Come late 2011, another humongous mall sprung up under the Westfield name in Stratford, 13 miles east of the original Westfield, as part of east London’s redevelopment leading up to the 2012 Olympics. Again, it boasted hundreds of shops, another 14-screen cinema, three hotels and, as if that wasn’t enough, the UK’s largest casino.
Tube stations serving the original Westfield include Shepherd’s Bush (Central line) and Wood Lane (Circle and Hammersmith & City lines), while its younger sibling is closest to the Overground’s Stratford station.
Even if you don’t end up buying anything from London’s unique and charismatic markets, their rich atmosphere make them worth a visit alone.
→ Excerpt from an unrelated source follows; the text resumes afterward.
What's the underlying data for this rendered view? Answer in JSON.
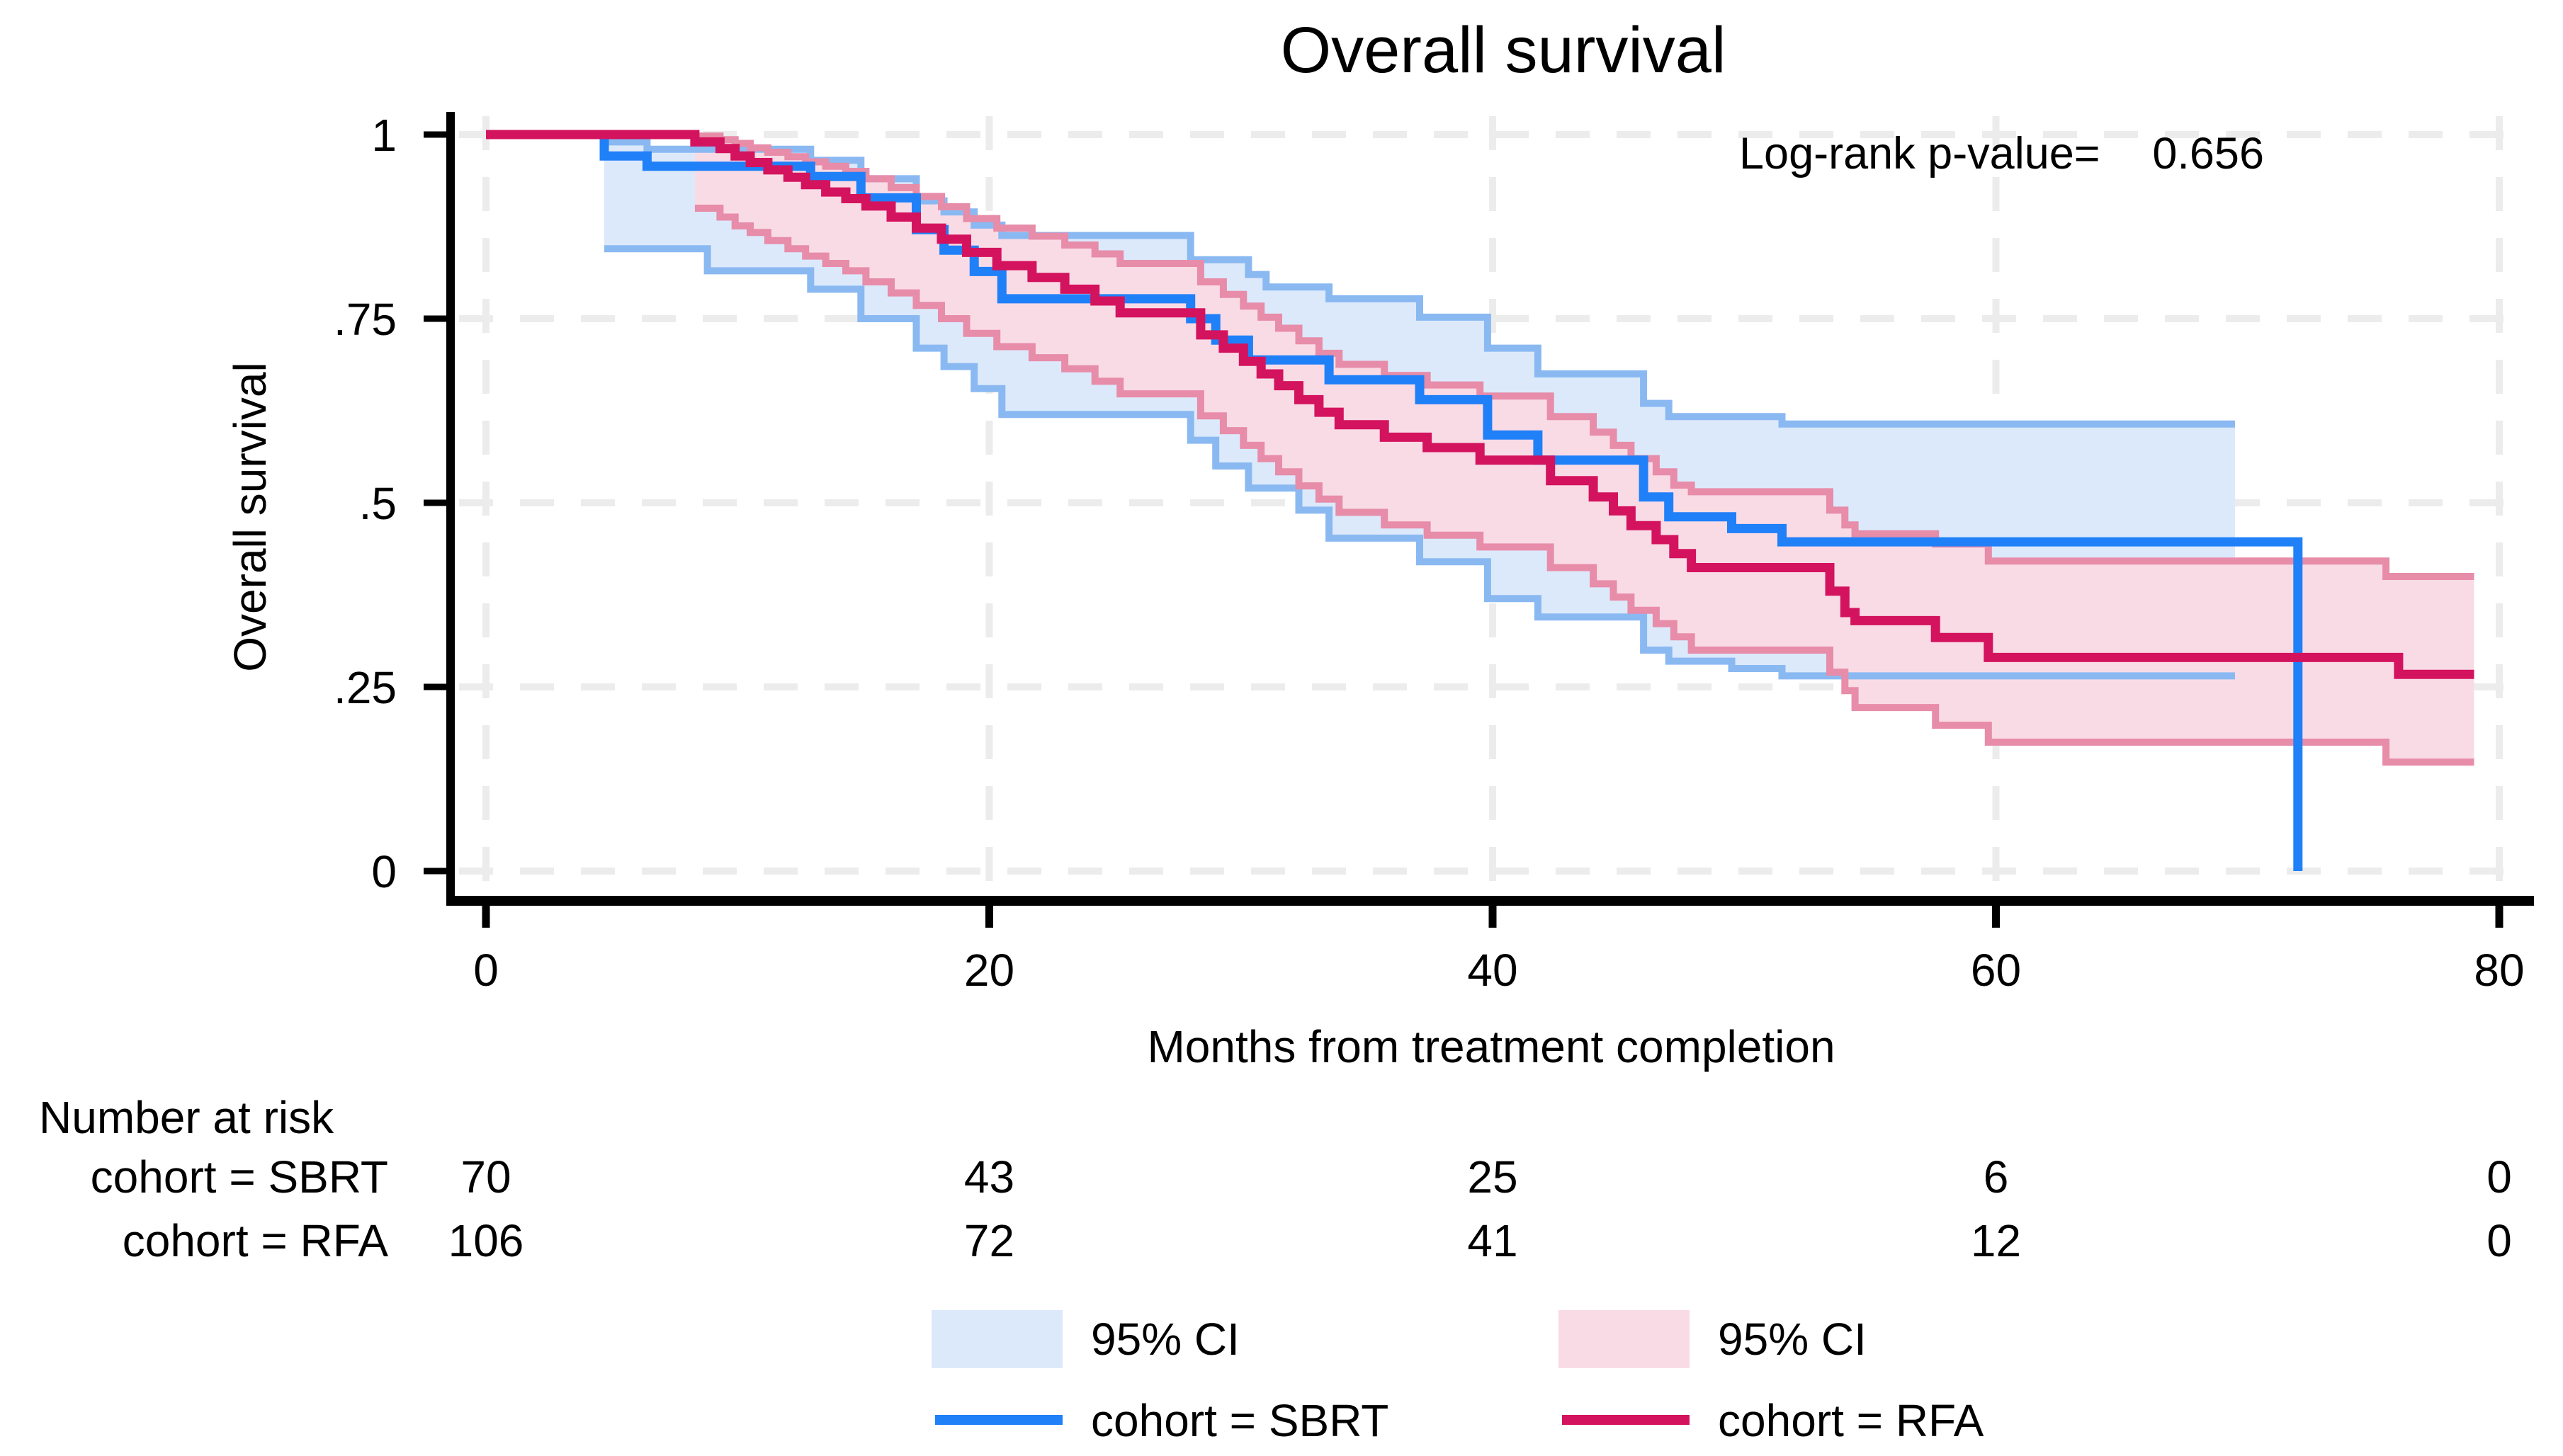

For serious foodies, there’s the Crystal Palace Food Market, which sells 100 per cent organic or biodynamic produce, as well as a busy and constantly shifting schedule of farmers’ markets.
You’ll almost certainly have heard of Camden Market. It is London’s fourth most popular tourist attraction, pulling in 100,000 people every weekend. But what you might not know is that the name is actually a collective term encompassing six individual markets.
When people refer to Camden Market, they usually mean Camden Lock Market which stands out with its iconic painted train bridge, arguably the area’s most recognisable asset. But there’s also Stables Market, which boasts some brilliant food stands and vintage clothing stalls.
Completing the set is Inverness Street Market, Buck Street Market and the Electric Ballroom, which between them offer an eclectic mix of souvenirs, t-shirts and scrummy lunchtime snacks.